Notice also that calibrating the amount of effort one uses in tugging on the string is almost irrelevant. The only caveats are that one must tug hard enough for one’s pulling energy to reach each knot and that one must allow the string to move freely. On the other hand, any attempt to hold a portion of the string and place an individual knot will not succeed, no matter how “gently” one proceeds. Cutting the rope and disconnecting the knots eliminates all “tension” in the system, but is less efficient in lining them up than applying movement energy to the system as a whole. Think of the knots as the joints and the string as the tendons and sinews. Think of nailing the knots in place as using the muscles to force the bones to stay in particular alignments. Think of cutting the string as letting the muscles go slack and trying to use no muscular force at all.

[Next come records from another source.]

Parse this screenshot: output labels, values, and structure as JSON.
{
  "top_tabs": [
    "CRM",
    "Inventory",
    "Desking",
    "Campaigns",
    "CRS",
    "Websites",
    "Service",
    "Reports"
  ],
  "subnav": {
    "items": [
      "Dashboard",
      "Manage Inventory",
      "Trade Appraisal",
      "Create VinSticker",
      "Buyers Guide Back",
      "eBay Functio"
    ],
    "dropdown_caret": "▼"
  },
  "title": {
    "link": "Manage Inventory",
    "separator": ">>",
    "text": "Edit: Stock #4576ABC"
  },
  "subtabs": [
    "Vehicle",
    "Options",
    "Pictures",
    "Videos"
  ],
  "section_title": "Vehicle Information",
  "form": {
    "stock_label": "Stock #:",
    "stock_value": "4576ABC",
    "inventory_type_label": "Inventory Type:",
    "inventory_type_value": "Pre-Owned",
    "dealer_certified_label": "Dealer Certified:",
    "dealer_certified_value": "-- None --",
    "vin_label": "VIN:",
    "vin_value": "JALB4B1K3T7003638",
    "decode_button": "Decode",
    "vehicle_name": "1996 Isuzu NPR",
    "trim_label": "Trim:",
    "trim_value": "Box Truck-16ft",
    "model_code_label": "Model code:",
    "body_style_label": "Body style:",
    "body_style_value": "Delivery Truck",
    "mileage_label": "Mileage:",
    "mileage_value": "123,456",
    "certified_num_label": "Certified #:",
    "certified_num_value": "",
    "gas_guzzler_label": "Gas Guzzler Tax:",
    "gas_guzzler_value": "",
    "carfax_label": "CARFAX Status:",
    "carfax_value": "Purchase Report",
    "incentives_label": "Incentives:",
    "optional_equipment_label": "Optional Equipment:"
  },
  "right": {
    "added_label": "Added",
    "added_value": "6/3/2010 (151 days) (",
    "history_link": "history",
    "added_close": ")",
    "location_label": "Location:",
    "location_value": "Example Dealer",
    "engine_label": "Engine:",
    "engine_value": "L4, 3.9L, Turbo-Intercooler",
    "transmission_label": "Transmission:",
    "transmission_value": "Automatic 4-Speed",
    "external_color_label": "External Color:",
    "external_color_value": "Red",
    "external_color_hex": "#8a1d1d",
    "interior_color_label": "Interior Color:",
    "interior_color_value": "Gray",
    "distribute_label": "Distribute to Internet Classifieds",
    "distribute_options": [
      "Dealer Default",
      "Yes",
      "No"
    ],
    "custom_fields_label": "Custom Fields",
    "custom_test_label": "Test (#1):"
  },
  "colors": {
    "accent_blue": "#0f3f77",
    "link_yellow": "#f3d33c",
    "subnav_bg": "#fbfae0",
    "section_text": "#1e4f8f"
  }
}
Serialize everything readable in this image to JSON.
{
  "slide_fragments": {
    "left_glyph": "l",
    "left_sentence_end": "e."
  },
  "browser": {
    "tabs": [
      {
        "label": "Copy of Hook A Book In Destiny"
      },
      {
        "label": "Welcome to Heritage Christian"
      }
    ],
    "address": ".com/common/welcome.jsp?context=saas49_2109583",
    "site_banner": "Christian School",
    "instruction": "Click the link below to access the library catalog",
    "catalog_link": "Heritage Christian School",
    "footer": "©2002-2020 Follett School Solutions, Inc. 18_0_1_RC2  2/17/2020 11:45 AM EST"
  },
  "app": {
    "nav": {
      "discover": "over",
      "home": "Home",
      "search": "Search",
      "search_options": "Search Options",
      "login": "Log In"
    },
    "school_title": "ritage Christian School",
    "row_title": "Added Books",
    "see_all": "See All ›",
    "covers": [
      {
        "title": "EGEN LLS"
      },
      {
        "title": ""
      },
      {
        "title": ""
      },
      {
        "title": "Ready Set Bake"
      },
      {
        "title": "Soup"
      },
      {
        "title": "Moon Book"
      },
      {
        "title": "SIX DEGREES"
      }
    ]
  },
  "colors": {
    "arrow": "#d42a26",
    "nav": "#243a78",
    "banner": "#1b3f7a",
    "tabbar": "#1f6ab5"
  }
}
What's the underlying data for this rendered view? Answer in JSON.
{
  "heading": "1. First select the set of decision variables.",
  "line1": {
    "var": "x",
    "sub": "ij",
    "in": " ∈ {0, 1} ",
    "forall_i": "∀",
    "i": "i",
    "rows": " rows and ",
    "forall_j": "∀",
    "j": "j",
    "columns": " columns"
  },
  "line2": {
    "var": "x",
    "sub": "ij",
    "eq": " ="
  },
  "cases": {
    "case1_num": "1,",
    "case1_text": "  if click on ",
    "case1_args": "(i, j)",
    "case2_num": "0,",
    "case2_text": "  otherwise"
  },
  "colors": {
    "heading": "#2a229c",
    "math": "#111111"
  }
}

I began this post in a philosophical way and now wonder whether this was the best approach. Rather than wipe all this out and start afresh (and risk carpal tunnel syndrome), I may at some later date try to walk through a portion of a “simple” posture like High Pat on Horse (Gao tan ma). I think I can explain how that posture can be performed in a way that is physically different from what a practitioner of an “external martial art” would do and how trying to copy the externals without attending to internals such as Yi will not succeed in methods like those taught by the Yangs.